Carcinome à cellules squameuses de l'oesophage. Source iconographique: https://commons.wikimedia.org/wiki/File:Esophageal_squamous_cell_carcinoma_-_a1_--_high_mag.jpg |
Les conjugués d’anticorps-médicament apparaissent comme une stratégie efficace dans la thérapie du cancer, et combinent la capacité des anticorps monoclonaux à cibler spécifiquement les cellules
tumorales avec des médicaments à forte capacité destructrice mais dont les
doses utiles sont trop toxiques pour une administration par voie systémique. Le
trastuzumab deruxtecan (appelé également DS-8201) est un conjugué d’anticorps-médicament
composé d’un anticorps humanisé contre HER2, un groupe clivable par un enzyme,
et un inhibiteur puissant de la topoisomérase I. Nous avons évalué son
innocuité et sa tolérance chez des patients atteints de tumeurs du sein et de l’estomac
ou de tumeurs oeso-gastriques avancées.
C’était un essai ouvert d’augmentation de dose de
phase I effectué dans deux sites d’études au Japon. Les patients éligibles
avaient âgés d’au moins 20 ans, atteints de carcinomes du sein, de l’estomac,
ou de la jonction oeso-gastrique réfractaires aux thérapies standard,
abstraction faite de leur statut HER2. Les participants ont reçu des doses
initiales de trastuzumab deruxtecan par voie intraveineuse, s’échelonnant de
0.8 à 8.0 mg/kg, les toxicités doses-limitantes étant évaluées sur un cycle
de 21 jours. Par la suite, les réductions de doses administrées
étaient mises en place selon les besoins et les patients recevaient leur
médicament une fois toutes les 3 semaines jusqu’à ce qu’ils ressentent des
effets toxiques intolérables ou jusqu'à ce que leur maladie progresse. Les critères
principaux de l’étude incluaient l’identification de l’innocuité et de la dose
maximale tolérable ou de la dose recommandable pour application en étude de
phase 2 ; l'analyse était effectuée chez tous les participants qui
avaient reçu au moins une dose du médicament à l’étude.

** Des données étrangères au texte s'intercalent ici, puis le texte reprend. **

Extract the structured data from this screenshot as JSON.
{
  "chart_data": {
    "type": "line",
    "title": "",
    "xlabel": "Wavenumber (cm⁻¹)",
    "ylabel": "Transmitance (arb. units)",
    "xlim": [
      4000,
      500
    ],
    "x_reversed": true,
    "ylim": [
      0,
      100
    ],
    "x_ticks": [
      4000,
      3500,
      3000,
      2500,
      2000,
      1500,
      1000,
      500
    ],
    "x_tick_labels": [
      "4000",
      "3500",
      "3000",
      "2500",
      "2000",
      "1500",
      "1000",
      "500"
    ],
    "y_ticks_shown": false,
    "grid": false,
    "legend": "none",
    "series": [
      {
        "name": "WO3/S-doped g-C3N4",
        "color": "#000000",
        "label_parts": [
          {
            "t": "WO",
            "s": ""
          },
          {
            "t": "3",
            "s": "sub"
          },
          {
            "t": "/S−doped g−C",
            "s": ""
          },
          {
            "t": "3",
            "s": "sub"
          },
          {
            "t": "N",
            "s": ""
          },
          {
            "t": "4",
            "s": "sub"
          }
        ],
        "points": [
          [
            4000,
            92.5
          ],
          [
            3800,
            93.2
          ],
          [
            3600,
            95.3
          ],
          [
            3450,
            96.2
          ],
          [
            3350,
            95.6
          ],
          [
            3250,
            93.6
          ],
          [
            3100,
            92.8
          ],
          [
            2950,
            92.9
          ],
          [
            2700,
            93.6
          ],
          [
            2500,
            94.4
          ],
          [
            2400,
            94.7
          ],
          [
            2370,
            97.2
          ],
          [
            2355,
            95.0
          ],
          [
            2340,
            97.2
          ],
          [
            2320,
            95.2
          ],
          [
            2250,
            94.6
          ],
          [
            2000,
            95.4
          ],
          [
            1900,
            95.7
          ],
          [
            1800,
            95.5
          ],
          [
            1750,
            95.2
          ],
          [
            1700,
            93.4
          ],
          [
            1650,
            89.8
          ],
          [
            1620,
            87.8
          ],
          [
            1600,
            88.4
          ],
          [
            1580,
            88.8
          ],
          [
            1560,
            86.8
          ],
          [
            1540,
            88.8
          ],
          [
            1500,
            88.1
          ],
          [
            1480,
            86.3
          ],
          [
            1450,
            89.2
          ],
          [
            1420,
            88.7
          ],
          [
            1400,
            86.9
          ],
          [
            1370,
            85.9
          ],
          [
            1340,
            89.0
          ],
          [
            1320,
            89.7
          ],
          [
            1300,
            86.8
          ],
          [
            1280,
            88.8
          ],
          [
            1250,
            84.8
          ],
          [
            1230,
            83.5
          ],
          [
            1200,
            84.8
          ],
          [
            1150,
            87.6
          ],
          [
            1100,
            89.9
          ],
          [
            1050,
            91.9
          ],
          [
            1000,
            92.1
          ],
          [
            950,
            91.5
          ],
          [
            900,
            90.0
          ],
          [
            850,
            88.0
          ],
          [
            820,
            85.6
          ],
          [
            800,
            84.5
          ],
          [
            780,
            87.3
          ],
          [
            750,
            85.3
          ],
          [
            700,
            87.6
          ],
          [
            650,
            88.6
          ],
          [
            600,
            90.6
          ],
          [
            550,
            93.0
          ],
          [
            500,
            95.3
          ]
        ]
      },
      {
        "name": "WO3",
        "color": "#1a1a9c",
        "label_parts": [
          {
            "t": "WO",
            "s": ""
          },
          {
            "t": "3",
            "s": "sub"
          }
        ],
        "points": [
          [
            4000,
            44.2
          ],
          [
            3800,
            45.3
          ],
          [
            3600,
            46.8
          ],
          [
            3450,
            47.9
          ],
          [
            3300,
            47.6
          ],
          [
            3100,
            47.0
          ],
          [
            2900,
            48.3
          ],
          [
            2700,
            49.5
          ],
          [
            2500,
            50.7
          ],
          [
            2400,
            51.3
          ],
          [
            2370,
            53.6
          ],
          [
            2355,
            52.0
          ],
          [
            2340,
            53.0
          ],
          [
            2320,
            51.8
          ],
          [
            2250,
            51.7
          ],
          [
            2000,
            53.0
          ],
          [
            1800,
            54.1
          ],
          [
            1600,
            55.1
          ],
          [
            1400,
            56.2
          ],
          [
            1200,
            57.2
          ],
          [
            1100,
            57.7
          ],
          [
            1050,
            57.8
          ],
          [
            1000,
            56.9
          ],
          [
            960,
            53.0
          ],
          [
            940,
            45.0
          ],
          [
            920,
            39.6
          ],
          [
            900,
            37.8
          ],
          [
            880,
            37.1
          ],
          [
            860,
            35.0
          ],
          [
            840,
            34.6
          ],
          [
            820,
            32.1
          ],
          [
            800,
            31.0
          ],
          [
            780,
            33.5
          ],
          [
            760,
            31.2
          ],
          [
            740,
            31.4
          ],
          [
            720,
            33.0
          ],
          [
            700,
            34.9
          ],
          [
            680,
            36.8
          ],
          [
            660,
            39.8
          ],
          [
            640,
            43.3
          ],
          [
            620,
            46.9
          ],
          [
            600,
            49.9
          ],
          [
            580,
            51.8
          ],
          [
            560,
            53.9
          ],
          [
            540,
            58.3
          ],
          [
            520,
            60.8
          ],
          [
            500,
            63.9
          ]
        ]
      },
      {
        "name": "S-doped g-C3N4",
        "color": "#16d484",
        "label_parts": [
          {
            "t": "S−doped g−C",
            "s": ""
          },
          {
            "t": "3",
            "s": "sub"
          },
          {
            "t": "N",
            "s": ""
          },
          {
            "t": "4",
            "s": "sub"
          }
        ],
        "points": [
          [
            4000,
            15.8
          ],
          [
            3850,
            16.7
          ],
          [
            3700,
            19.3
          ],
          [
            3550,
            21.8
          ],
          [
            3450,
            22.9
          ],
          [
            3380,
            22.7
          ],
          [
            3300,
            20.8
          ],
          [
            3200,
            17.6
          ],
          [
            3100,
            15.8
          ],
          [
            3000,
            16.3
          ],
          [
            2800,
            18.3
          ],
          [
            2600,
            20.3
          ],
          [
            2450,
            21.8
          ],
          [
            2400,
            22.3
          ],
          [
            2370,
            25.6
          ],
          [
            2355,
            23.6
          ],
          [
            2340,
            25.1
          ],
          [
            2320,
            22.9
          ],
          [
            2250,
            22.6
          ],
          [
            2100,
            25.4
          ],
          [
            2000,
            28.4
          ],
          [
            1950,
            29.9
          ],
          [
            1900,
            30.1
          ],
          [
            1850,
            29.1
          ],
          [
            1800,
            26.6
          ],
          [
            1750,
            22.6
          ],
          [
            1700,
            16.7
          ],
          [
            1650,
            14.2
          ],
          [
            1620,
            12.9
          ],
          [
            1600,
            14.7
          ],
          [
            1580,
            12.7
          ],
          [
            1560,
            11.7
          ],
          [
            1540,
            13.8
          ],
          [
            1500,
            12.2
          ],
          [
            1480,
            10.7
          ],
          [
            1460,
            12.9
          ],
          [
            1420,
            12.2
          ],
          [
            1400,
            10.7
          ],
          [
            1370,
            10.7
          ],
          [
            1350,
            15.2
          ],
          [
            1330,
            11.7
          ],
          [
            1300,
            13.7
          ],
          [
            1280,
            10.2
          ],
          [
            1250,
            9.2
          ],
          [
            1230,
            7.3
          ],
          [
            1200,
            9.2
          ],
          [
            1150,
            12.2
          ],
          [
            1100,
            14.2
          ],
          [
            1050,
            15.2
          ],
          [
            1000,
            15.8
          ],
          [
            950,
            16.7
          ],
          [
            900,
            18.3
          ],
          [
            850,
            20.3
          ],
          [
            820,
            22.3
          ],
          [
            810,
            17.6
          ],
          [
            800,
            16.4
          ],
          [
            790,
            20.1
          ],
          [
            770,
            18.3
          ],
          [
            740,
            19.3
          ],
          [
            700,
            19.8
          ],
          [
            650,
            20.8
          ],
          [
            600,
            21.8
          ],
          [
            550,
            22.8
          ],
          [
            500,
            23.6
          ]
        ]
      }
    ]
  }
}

Cette étude d’augmentation
de dose représente la première partie d’une étude, dont la deuxième phase dite
d’expansion est en cours et en recrutement de patients à partir du 8 juillet
2017, au Japon et aux États-Unis d’Amérique. (…).
Entre le 28 août 2015 et le 26 août 2016, 24
patients ont été recrutés et ont reçu le trastuzumab deruxtecan (n=3 pour
chaque dose de 0.8, 1.6, 3.2, et 8.0 mg/kg ; n=6 pour chacune des doses de
5.4 et 6.4 mg/kg). Jusqu’à la date de clôture de la base de données en date du
1er février 2017, aucun effet toxique limitant la dose, effet
toxique cardiovasculaire notoire, ou de décès, n’est survenu. Un patient a été
retiré de l’analyse d’activité du fait d’une insuffisance de lésions cibles
pour analyse. Les événements indésirables de grade 3 les plus courants étaient
diminution des lymphocytes (n=3) et des neutrophiles (n=2) ; une anémie de
grade 4 a par ailleurs été rapportée par un patient. Dans l’ensemble, sur 23 patients
évaluables incluant six patients présentant des tumeurs à faible expression de
HER2, dix patients ont obtenu une réponse objective (43%, Intervalle de
Confiance [IC] 23.2-65.5). Le contrôle de la maladie était réalisé chez 21 patients
(91% ; IC 95% 72.0-98.9) sur 23. La période médiane de suivi était de 6.7
mois (Intervalle Interquartile - IQR - 4.4-10.2), avec neuf réponses (90%) sur
dix obtenues à des doses de 5.4 mg/kg ou plus.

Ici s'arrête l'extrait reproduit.